Latoya: Currently, I am my whole team. I do my website, and I do the designing. I outsource for most of my illustrations, but I’m a one-woman team as far as my marketing, my social media, and managing everything else. I do have a great support system though.

Lela: What would you say to encourage other Black men and women that are inspired to own their own business?

Latoya: Don’t let fear stop you. Do what you know you’re supposed to do. Even during this time, I’ve heard so many success stories, particularly from authors, about how their sales are growing because so many people are looking to support the work of Black authors now more than ever.

Look at what’s working for others. If you follow someone on social media that you like or admire, look at what they’re doing. Of course, do not copy their success, but follow the clues of their success. Whatever they’re doing is working for them and could work for you. Do not let self-doubt stop you. Do it!

Lela: Is there anyone that you would say served as an inspiration for you in starting your business?

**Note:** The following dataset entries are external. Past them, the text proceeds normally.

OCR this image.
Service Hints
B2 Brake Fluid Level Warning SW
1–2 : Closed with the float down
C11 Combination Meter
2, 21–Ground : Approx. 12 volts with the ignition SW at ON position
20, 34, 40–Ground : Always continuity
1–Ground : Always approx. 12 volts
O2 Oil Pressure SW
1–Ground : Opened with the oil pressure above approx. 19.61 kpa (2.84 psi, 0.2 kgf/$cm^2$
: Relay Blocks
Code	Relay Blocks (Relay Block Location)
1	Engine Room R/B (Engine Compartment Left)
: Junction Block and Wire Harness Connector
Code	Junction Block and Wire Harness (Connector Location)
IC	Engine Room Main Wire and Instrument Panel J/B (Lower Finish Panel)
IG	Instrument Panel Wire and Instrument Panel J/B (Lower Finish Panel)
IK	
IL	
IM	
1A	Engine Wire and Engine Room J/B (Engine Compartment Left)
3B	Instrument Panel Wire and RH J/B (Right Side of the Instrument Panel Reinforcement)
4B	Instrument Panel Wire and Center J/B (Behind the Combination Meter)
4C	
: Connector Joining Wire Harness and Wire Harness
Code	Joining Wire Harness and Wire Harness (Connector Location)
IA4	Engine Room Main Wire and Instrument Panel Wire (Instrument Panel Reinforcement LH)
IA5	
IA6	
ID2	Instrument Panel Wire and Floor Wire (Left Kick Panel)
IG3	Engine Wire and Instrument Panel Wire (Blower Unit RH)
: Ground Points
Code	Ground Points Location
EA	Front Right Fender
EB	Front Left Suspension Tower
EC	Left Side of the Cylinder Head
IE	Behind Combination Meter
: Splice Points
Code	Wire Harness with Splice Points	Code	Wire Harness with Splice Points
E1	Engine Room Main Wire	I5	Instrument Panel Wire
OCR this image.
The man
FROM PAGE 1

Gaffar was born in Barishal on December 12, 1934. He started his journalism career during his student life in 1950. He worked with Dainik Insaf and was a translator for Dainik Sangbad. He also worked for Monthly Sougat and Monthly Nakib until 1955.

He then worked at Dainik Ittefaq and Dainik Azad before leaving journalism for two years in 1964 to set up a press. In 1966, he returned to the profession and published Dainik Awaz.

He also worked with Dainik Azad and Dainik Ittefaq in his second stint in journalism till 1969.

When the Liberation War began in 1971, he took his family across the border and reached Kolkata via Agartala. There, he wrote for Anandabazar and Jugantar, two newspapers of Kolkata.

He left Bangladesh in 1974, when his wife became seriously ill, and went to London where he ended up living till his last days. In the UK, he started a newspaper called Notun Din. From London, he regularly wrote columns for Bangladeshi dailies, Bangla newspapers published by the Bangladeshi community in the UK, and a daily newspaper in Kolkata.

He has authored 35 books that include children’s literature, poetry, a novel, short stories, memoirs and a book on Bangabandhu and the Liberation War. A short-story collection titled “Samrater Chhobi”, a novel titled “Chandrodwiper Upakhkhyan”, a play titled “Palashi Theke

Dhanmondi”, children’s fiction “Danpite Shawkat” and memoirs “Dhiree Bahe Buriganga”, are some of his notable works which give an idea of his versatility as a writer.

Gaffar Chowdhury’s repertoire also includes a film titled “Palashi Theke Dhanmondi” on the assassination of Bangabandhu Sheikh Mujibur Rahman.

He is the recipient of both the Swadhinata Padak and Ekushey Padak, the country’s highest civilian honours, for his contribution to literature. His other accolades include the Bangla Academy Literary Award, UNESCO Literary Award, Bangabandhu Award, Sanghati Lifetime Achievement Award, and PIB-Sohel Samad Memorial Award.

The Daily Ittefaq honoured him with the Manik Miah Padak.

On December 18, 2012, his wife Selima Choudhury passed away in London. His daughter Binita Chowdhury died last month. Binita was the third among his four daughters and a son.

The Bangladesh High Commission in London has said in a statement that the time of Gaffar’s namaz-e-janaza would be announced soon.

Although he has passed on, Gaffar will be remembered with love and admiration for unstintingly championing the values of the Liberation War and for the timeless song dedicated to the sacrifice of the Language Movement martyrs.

Latoya: My godmother, who recently passed away, was definitely an inspiration and so was my mother. Trendy things overall are an inspiration as well because I’m one who gains inspiration from simple things. I can be browsing the internet, see butterflies, and then go on to include butterflies in my next coloring book. Or I can be chatting with my mother about random stuff and get a new idea. I pretty much just take inspiration from things all around me and incorporate them into my vision.

Lela: How do you find time for yourself and to just have a regular personal life?

Latoya: I say no a lot. That’s pretty much the key (lol). I still work a regular 8-5 job in addition to being an entrepreneur. So, I really had to find work-life balance. One thing that I implement in my business is automations and scheduling tools so that I can be more organized and so that I don’t physically have to be present in exchange for my time.  I also do not handle customer service, shipping, etc for my books as I currently have them shipped from a distribution center. That provides me with a lot of flexibility to continue marketing and growing my business because my time is not so involved in actually working “in” the business but working “on” the business.

Lela: So, what do you have planned for the second half of this year?

Latoya: My brain never stops so I have so many ideas. I know that I’m going to add more coloring books and keep expanding Entrepreneurs Color Too. My vision is for my books to be in HBCU colleges, corporations and mental health agencies all over the world. I also plan on adding journals to coincide with my next series of coloring books. Last year, I did Christmas wrapping paper so I have plans to add at least one more product to my Holiday Store (The Secret Black Santa).